Dhanjal believes that the British financial authorities might even seek their own stablecoin, which would pretty much resemble a central bank digital currency (CBDC) — a government-backed “Britcoin” that will be pegged to the Great British pound. The intent here is to maintain financial stability and address the volatility inherent in crypto, he states:
“With appropriate regulation, a Britcoin could provide a more efficient means of payment and widen consumer choice, particularly in the emerging decentralized financial system.”
It is hard not to compare the U.K. with its continental neighbor now that they are separate and have to compete with each other for talent and innovation. The very spirit of the Queen’s Speech draws on that comparison, stating its mission to “make the most of our Brexit freedoms” or “seize the benefits of Brexit” — overall, the word “Brexit” is mentioned 20 times. The U.K. could and would innovate and adopt faster than many jurisdictions, Whitby believes, and the move away from the EU regulatory process allows it to act faster:
“Crypto assets unlock faster settlement, remove credit risk and drop settlement times to near zero, it’s a huge win for commerce and the U.K. has set the intent it will take the front foot. The U.K. has a long history of exploring boundaries, crossing oceans in tiny ships, insuring risk and forming new ventures — crypto is no different.”
Dhanjal is confident that the U.K. has a high chance of out-competing its continental neighbors, as it possesses a centuries-old heritage in financial services, a deep talent pool and experience from all over the world across the financial sector and startups. In his opinion, the U.K. is unwilling to adopt the general spirit of EU regulations, and that is good news for the country.
“Now that the shackles of the EU have been removed through Brexit, the U.K. can accelerate through the gears in becoming a world leader in crypto innovation and adoption,” he said.
Gilbert Hill, the chief strategy officer at blockchain-based data aggregation platform Pool, told Cointelegraph that U.K. authorities are genuine in their efforts to create a haven for starting and scaling crypto companies, but, in his estimate, not all of them are efficient.
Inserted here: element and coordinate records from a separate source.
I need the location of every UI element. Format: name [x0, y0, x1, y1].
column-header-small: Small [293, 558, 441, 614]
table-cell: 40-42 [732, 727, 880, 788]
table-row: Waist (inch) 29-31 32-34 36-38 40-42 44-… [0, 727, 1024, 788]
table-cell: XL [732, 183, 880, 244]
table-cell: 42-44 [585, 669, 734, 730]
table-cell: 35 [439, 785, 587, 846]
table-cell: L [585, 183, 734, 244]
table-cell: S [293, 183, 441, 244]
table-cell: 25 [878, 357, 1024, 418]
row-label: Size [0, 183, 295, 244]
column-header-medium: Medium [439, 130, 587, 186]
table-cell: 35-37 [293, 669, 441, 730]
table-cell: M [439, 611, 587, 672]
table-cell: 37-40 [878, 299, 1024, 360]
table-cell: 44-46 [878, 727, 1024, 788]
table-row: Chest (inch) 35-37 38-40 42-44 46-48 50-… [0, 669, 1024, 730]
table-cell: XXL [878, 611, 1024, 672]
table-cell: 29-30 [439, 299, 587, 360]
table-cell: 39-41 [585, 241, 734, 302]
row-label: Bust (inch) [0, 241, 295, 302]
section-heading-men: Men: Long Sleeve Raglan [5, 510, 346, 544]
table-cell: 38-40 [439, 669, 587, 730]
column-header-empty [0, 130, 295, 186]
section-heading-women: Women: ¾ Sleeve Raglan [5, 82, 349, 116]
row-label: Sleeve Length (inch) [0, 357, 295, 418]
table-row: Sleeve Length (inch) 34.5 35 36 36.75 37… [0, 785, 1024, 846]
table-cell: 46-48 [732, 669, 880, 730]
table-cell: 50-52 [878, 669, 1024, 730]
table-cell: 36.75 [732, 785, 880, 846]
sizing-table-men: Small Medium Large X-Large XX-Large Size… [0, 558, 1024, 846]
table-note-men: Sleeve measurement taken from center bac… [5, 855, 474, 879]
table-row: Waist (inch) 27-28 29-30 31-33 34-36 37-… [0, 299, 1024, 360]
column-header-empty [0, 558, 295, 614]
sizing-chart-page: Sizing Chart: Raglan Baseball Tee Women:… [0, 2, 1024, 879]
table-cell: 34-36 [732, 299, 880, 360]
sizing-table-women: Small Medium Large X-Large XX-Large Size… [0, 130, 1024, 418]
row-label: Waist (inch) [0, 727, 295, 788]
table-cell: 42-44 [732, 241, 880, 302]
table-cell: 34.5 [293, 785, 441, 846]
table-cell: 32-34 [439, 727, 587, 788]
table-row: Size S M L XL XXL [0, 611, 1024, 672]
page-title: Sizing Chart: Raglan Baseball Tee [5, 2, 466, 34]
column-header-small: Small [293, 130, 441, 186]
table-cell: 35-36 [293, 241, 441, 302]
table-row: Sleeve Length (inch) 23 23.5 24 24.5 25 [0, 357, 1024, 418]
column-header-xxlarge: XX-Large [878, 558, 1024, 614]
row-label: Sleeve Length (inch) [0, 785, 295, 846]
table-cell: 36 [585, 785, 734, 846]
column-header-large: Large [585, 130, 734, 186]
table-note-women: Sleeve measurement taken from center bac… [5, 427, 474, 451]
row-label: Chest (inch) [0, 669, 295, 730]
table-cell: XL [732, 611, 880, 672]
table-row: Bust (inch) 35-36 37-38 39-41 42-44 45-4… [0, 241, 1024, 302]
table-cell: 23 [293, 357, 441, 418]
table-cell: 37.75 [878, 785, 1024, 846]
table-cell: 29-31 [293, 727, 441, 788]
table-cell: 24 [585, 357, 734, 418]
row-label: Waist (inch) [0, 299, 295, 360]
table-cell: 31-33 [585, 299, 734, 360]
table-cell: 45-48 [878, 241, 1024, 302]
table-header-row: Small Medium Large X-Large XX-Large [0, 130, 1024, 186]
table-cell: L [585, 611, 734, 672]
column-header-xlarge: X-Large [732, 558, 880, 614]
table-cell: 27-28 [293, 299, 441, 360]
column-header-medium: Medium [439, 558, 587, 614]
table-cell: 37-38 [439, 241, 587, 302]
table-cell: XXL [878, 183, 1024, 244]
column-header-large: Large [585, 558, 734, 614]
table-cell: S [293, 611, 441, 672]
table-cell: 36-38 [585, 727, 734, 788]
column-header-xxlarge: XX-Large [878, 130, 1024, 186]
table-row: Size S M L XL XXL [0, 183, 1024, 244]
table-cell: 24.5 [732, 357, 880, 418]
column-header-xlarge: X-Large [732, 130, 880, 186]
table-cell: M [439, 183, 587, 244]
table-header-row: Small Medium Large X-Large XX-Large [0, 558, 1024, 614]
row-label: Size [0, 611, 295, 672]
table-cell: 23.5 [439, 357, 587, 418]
In particular, he finds the current regulatory sandbox inflexible and said that it has rejected two-thirds of applicants, which has already resulted in a drain of some of the best projects to the European mainland. Hill also emphasized the strong sides of the European approach:
“In a nutshell, the EU is putting data reform at the heart of its strategy with the aim of busting silos worth 300 billion euro a year, and a set of new laws covering everything from AI through to internet gatekeepers and data unions, all a new source of high-quality intel to build better Web3 products.”
To become a future leader, Hill stated, the U.K. needs the same degree of political will “shown on the mainland” and to break free from the inflexible FCA/sandbox model. Hopefully, the spirit of competition and the urge to justify its separation from the continent will help the nation to make the right decisions.